Top-down and bottom-up planning are brushed aside in favor of the concept of a middle ground approach in the new book "Fast-Forward Urbanism: Rethinking Architecture's Engagement with the City". It could work, according to this review.
"Fast-Forward Urbanism is based on the proposition that change today occurs as a series of jump-cuts, with effects appearing as if out of nowhere, without any sense of how we got there. The result is a fragmented urbanism that is only understood in retrospect, when historical narratives help piece together the disparate events. The editors propose eight principles of the fast-forward urbanism that call for a "rejiggering" of existing behaviors, encouraging an accumulation of interventions as a means of catalyzing change, and demanding a renewed connection to the local political economy.
The manifesto builds upon the infrastructural outlook of landscape urbanism but articulates a concern for the limited progress that the field has made in urban settings.

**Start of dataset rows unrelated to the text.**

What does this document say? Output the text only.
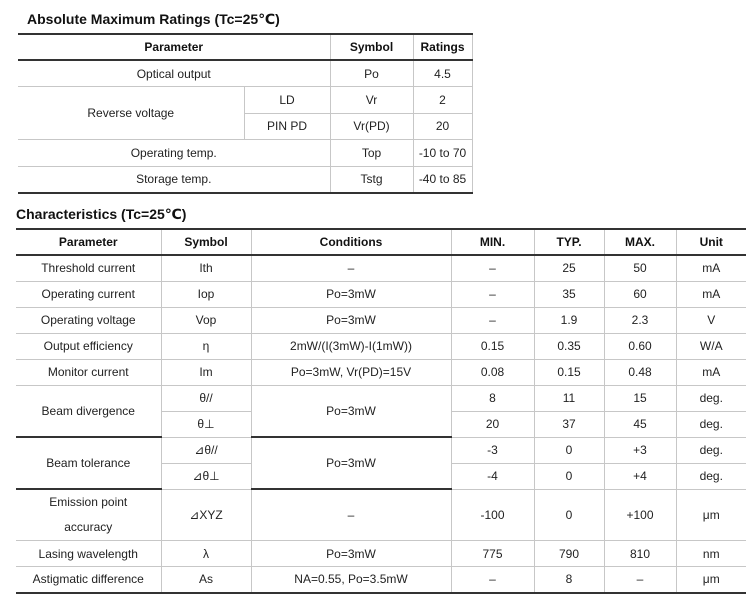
Absolute Maximum Ratings (Tc=25℃)
Parameter		Symbol	Ratings	
Optical output		Po	4.5	
Reverse voltage	LD	Vr	2	
	PIN PD	Vr(PD)	20	
Operating temp.		Top	-10 to 70	
Storage temp.		Tstg	-40 to 85	
Characteristics (Tc=25℃)
Parameter	Symbol	Conditions	MIN.	TYP.	MAX.	Unit
Threshold current	Ith	–	–	25	50	mA
Operating current	Iop	Po=3mW	–	35	60	mA
Operating voltage	Vop	Po=3mW	–	1.9	2.3	V
Output efficiency	η	2mW/(I(3mW)-I(1mW))	0.15	0.35	0.60	W/A
Monitor current	Im	Po=3mW, Vr(PD)=15V	0.08	0.15	0.48	mA
Beam divergence	θ//	Po=3mW	8	11	15	deg.
	θ⊥		20	37	45	deg.
Beam tolerance	⊿θ//	Po=3mW	-3	0	+3	deg.
	⊿θ⊥		-4	0	+4	deg.

Emission point
accuracy	⊿XYZ	–	-100	0	+100	μm
Lasing wavelength	λ	Po=3mW	775	790	810	nm
Astigmatic difference	As	NA=0.55, Po=3.5mW	–	8	–	μm
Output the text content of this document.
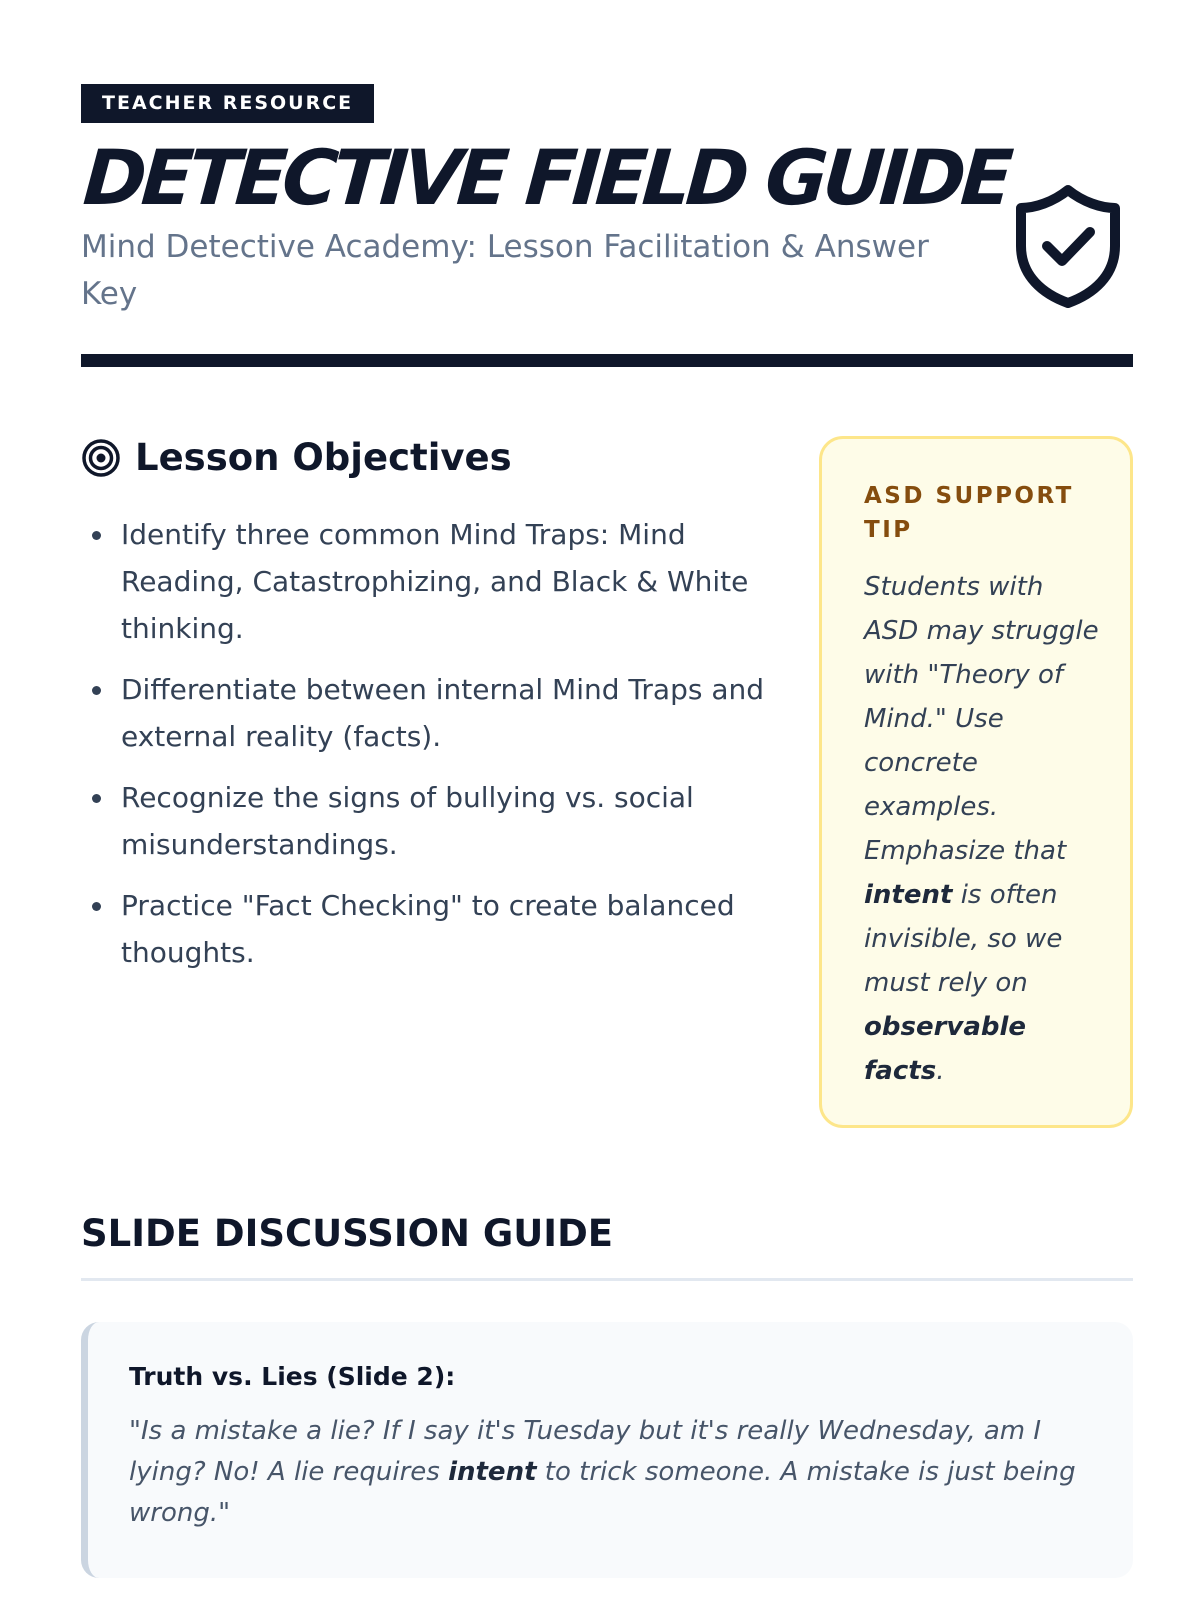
TEACHER RESOURCE
DETECTIVE FIELD GUIDE
Mind Detective Academy: Lesson Facilitation & Answer Key
Lesson Objectives
Identify three common Mind Traps: Mind Reading, Catastrophizing, and Black & White thinking.
Differentiate between internal Mind Traps and external reality (facts).
Recognize the signs of bullying vs. social misunderstandings.
Practice "Fact Checking" to create balanced thoughts.
ASD SUPPORT TIP

Students with ASD may struggle with "Theory of Mind." Use concrete examples. Emphasize that intent is often invisible, so we must rely on observable facts.

SLIDE DISCUSSION GUIDE
Truth vs. Lies (Slide 2):

"Is a mistake a lie? If I say it's Tuesday but it's really Wednesday, am I lying? No! A lie requires intent to trick someone. A mistake is just being wrong."
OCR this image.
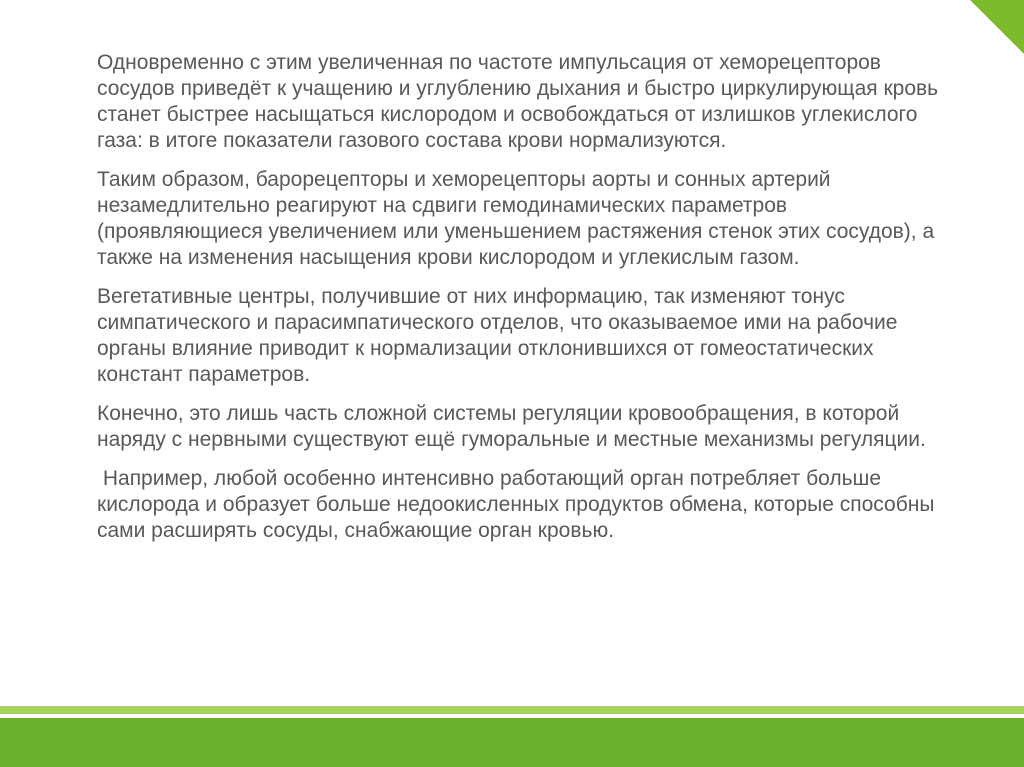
Одновременно с этим увеличенная по частоте импульсация от хеморецепторов сосудов приведёт к учащению и углублению дыхания и быстро циркулирующая кровь станет быстрее насыщаться кислородом и освобождаться от излишков углекислого газа: в итоге показатели газового состава крови нормализуются.

Таким образом, барорецепторы и хеморецепторы аорты и сонных артерий незамедлительно реагируют на сдвиги гемодинамических параметров (проявляющиеся увеличением или уменьшением растяжения стенок этих сосудов), а также на изменения насыщения крови кислородом и углекислым газом.

Вегетативные центры, получившие от них информацию, так изменяют тонус симпатического и парасимпатического отделов, что оказываемое ими на рабочие органы влияние приводит к нормализации отклонившихся от гомеостатических констант параметров.

Конечно, это лишь часть сложной системы регуляции кровообращения, в которой наряду с нервными существуют ещё гуморальные и местные механизмы регуляции.

Например, любой особенно интенсивно работающий орган потребляет больше кислорода и образует больше недоокисленных продуктов обмена, которые способны сами расширять сосуды, снабжающие орган кровью.
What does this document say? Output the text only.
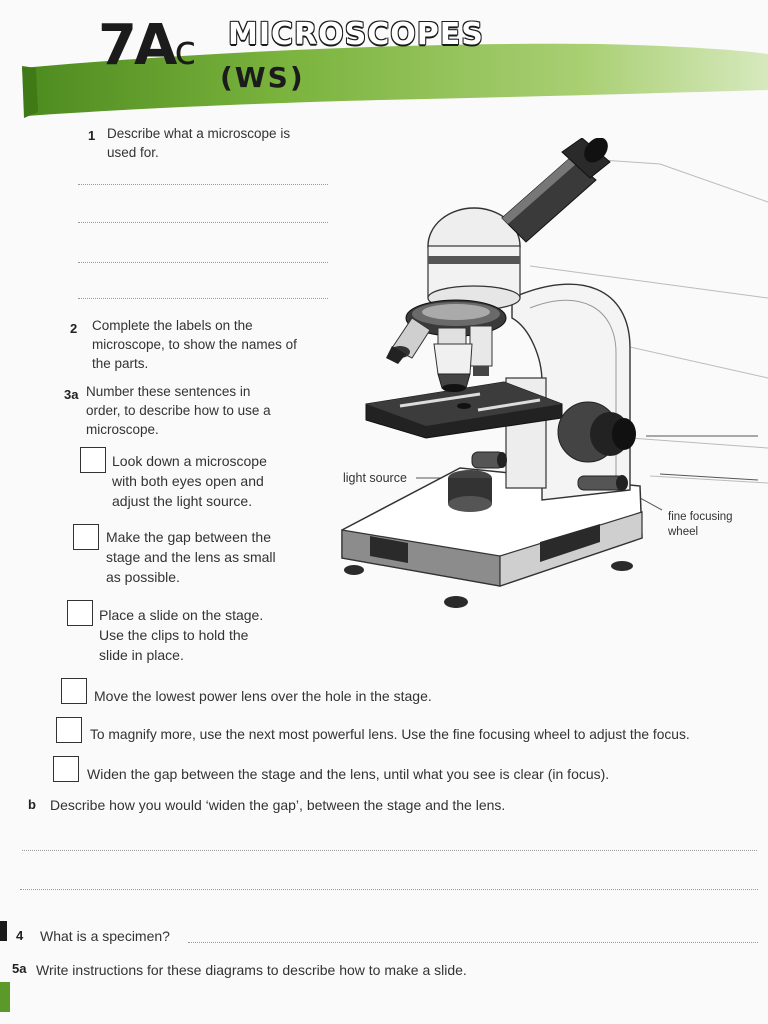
7Ac MICROSCOPES
(WS)
1 Describe what a microscope is
used for.
2 Complete the labels on the
microscope, to show the names of
the parts.
3a Number these sentences in
order, to describe how to use a
microscope.
Look down a microscope
with both eyes open and
adjust the light source.
Make the gap between the
stage and the lens as small
as possible.
Place a slide on the stage.
Use the clips to hold the
slide in place.
Move the lowest power lens over the hole in the stage.
To magnify more, use the next most powerful lens. Use the fine focusing wheel to adjust the focus.
Widen the gap between the stage and the lens, until what you see is clear (in focus).
b Describe how you would ‘widen the gap’, between the stage and the lens.
4 What is a specimen?
5a Write instructions for these diagrams to describe how to make a slide.
light source
fine focusing
wheel
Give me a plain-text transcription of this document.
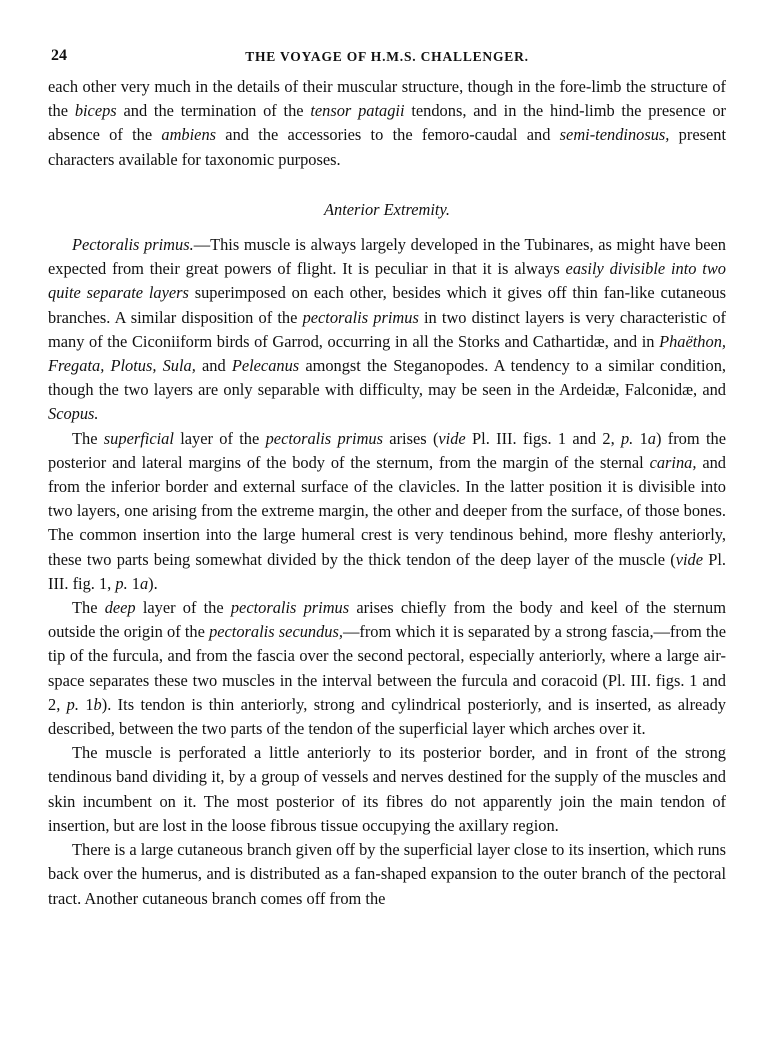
24	THE VOYAGE OF H.M.S. CHALLENGER.

each other very much in the details of their muscular structure, though in the fore-limb the structure of the biceps and the termination of the tensor patagii tendons, and in the hind-limb the presence or absence of the ambiens and the accessories to the femoro-caudal and semi-tendinosus, present characters available for taxonomic purposes.

Anterior Extremity.

Pectoralis primus.—This muscle is always largely developed in the Tubinares, as might have been expected from their great powers of flight. It is peculiar in that it is always easily divisible into two quite separate layers superimposed on each other, besides which it gives off thin fan-like cutaneous branches. A similar disposition of the pectoralis primus in two distinct layers is very characteristic of many of the Ciconiiform birds of Garrod, occurring in all the Storks and Cathartidæ, and in Phaëthon, Fregata, Plotus, Sula, and Pelecanus amongst the Steganopodes. A tendency to a similar condition, though the two layers are only separable with difficulty, may be seen in the Ardeidæ, Falconidæ, and Scopus.

The superficial layer of the pectoralis primus arises (vide Pl. III. figs. 1 and 2, p. 1a) from the posterior and lateral margins of the body of the sternum, from the margin of the sternal carina, and from the inferior border and external surface of the clavicles. In the latter position it is divisible into two layers, one arising from the extreme margin, the other and deeper from the surface, of those bones. The common insertion into the large humeral crest is very tendinous behind, more fleshy anteriorly, these two parts being somewhat divided by the thick tendon of the deep layer of the muscle (vide Pl. III. fig. 1, p. 1a).

The deep layer of the pectoralis primus arises chiefly from the body and keel of the sternum outside the origin of the pectoralis secundus,—from which it is separated by a strong fascia,—from the tip of the furcula, and from the fascia over the second pectoral, especially anteriorly, where a large air-space separates these two muscles in the interval between the furcula and coracoid (Pl. III. figs. 1 and 2, p. 1b). Its tendon is thin anteriorly, strong and cylindrical posteriorly, and is inserted, as already described, between the two parts of the tendon of the superficial layer which arches over it.

The muscle is perforated a little anteriorly to its posterior border, and in front of the strong tendinous band dividing it, by a group of vessels and nerves destined for the supply of the muscles and skin incumbent on it. The most posterior of its fibres do not apparently join the main tendon of insertion, but are lost in the loose fibrous tissue occupying the axillary region.

There is a large cutaneous branch given off by the superficial layer close to its insertion, which runs back over the humerus, and is distributed as a fan-shaped expansion to the outer branch of the pectoral tract. Another cutaneous branch comes off from the
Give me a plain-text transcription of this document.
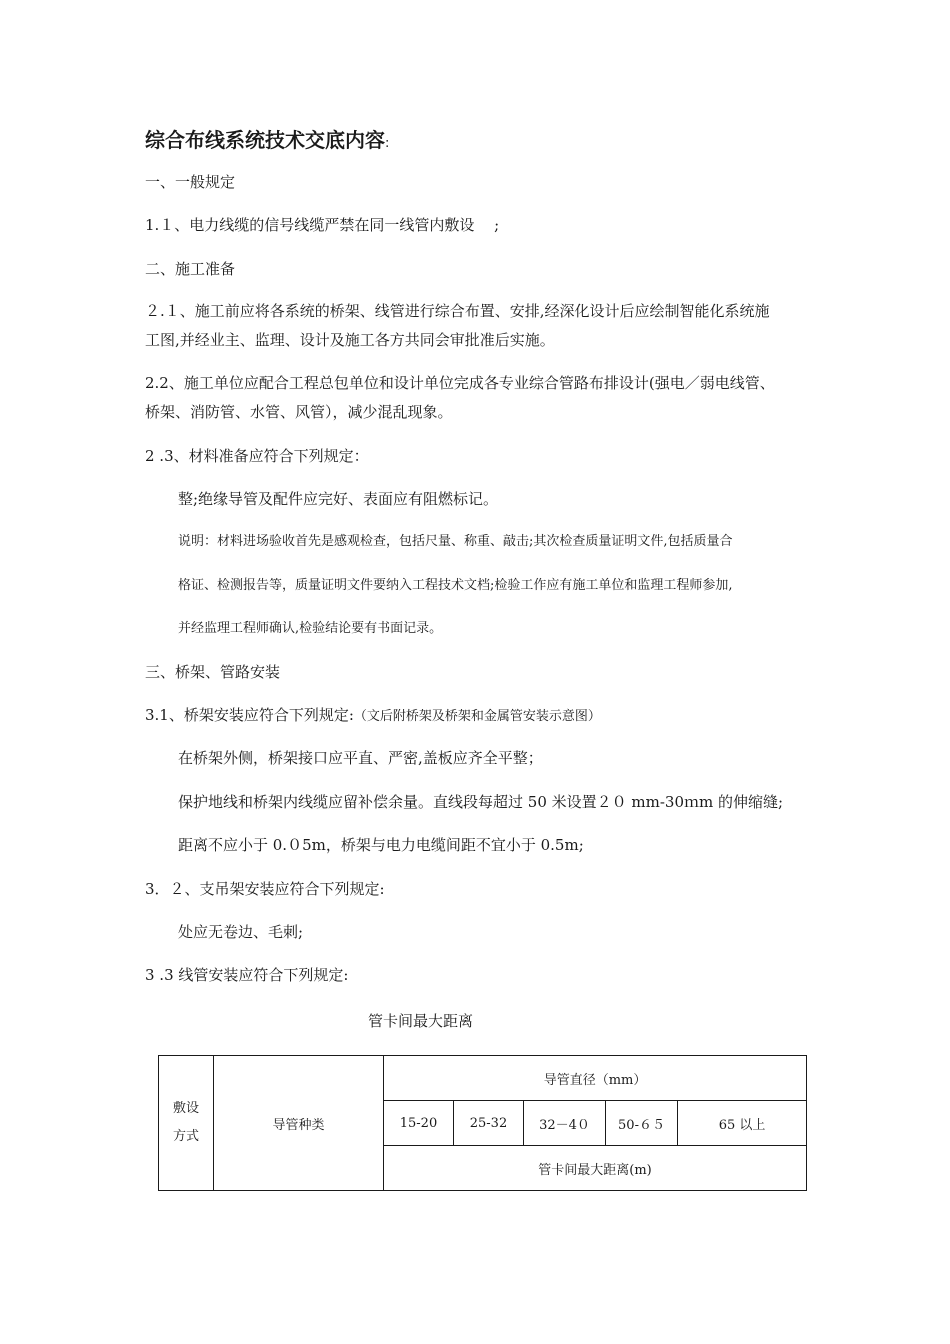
综合布线系统技术交底内容:
一、一般规定
1.１、电力线缆的信号线缆严禁在同一线管内敷设 　;
二、施工准备
２.１、施工前应将各系统的桥架、线管进行综合布置、安排,经深化设计后应绘制智能化系统施
工图,并经业主、监理、设计及施工各方共同会审批准后实施。
2.2、施工单位应配合工程总包单位和设计单位完成各专业综合管路布排设计(强电／弱电线管、
桥架、消防管、水管、风管），减少混乱现象。
2 .3、材料准备应符合下列规定：
整;绝缘导管及配件应完好、表面应有阻燃标记。
说明：材料进场验收首先是感观检查，包括尺量、称重、敲击;其次检查质量证明文件,包括质量合
格证、检测报告等，质量证明文件要纳入工程技术文档;检验工作应有施工单位和监理工程师参加,
并经监理工程师确认,检验结论要有书面记录。
三、桥架、管路安装
3.1、桥架安装应符合下列规定:（文后附桥架及桥架和金属管安装示意图）
在桥架外侧，桥架接口应平直、严密,盖板应齐全平整；
保护地线和桥架内线缆应留补偿余量。直线段每超过 50 米设置２０ mm-30ｍm 的伸缩缝;
距离不应小于 0.０5m，桥架与电力电缆间距不宜小于 0.5m;
3．２、支吊架安装应符合下列规定:
处应无卷边、毛刺;
3 .3 线管安装应符合下列规定:
管卡间最大距离
敷设
方式	导管种类	导管直径（mm）				
		15-20	25-32	32－4０	50-６５	65 以上
		管卡间最大距离(m)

At a time of unstable economic horizons, the grand gestures of a modernist tradition fail to address specific conditions, while "everyday urbanism" rejects the top-down flow of capital and all-too-readily relinquishes the role of design in shaping cities and stimulating their recovery. Fast-Forward Urbanism seeks to fill in the city's weak spots not with unique projects but with systemic transformations that are neither top-down nor bottom-up and instead negotiate a middle-ground through applied research and the direct interaction of architecture with commercial and political spheres."
Such a prospect could take years or decades to prove itself, but the reviewer finds much hope in the prospect.